I submitted that bug that CSS2 Selector bug that I mentioned yesterday to Bugzilla. While creating a test page, I discovered it only occurs in quirks mode only occurs in quirks mode and with the :hover pseudoclass apparently (see additional testing w/ :focus added). But it’s still wrong, and not mentioned as something that should be handled differently according to the quirks list. Also, I submitted another bug related to the edit controls that I noticed while I was working on that, namely that the undo/redo buffers get cleared after a Javascript value change. Personally, I think this is a really big and annoying bug. A Javascript value change should be no different than any other typed change, and should definitely not be clearing the undo/redo bufers (for all the previous typed changes). IE works like you would expect it to. You can undo and changes, regardless if it were typed, or changed via JS. I’m hoping this is a simple bug to fix, like a ‘oh, we just won’t clear the buffer on a value change’ thing, but it might be slightly more complext than that to fix…

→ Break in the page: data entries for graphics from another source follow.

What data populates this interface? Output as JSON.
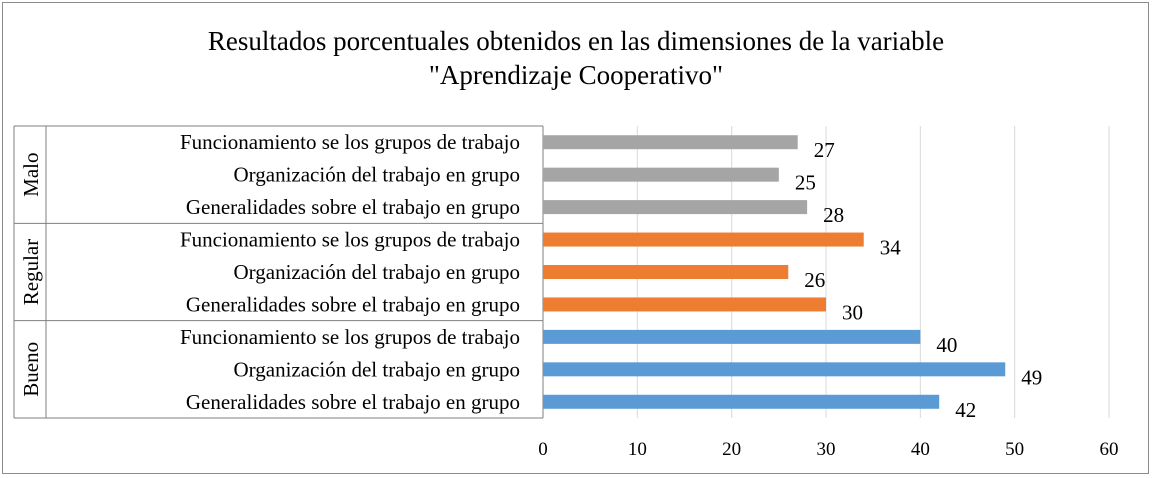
{
  "chart_data": {
    "type": "bar",
    "orientation": "horizontal",
    "title": "Resultados porcentuales obtenidos en las dimensiones de la variable",
    "subtitle": "\"Aprendizaje Cooperativo\"",
    "xlim": [
      0,
      60
    ],
    "xticks": [
      0,
      10,
      20,
      30,
      40,
      50,
      60
    ],
    "grid": true,
    "groups": [
      {
        "name": "Malo",
        "color": "#a5a5a5",
        "categories": [
          "Funcionamiento se los grupos de trabajo",
          "Organización del trabajo en grupo",
          "Generalidades sobre el trabajo en grupo"
        ],
        "values": [
          27,
          25,
          28
        ]
      },
      {
        "name": "Regular",
        "color": "#ed7d31",
        "categories": [
          "Funcionamiento se los grupos de trabajo",
          "Organización del trabajo en grupo",
          "Generalidades sobre el trabajo en grupo"
        ],
        "values": [
          34,
          26,
          30
        ]
      },
      {
        "name": "Bueno",
        "color": "#5b9bd5",
        "categories": [
          "Funcionamiento se los grupos de trabajo",
          "Organización del trabajo en grupo",
          "Generalidades sobre el trabajo en grupo"
        ],
        "values": [
          40,
          49,
          42
        ]
      }
    ]
  }
}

While playing around with the undo/redo (which honestly, I hadn’t really paid that much attention to. If it works properly you shouldn’t have to notice it) I noticed that in some respects Mozilla is more advanced. With Mozilla, each text input has it’s own independent undo buffer, which it’s advantages, I suppose. IE shares the buffers. That does mean you can actually undo stuff in the order you typed, but it does jump you around. I guess it’s a wash on which way is more usable. Also, IE does a character by character undo, which while taking longer, does give you some more control. Mozilla’s undo removes entire blocks, each block being a contiguous change (marked off by deletions or changes in focus). Again, I’d probalby have to give some more thought about which implementation is ‘better’.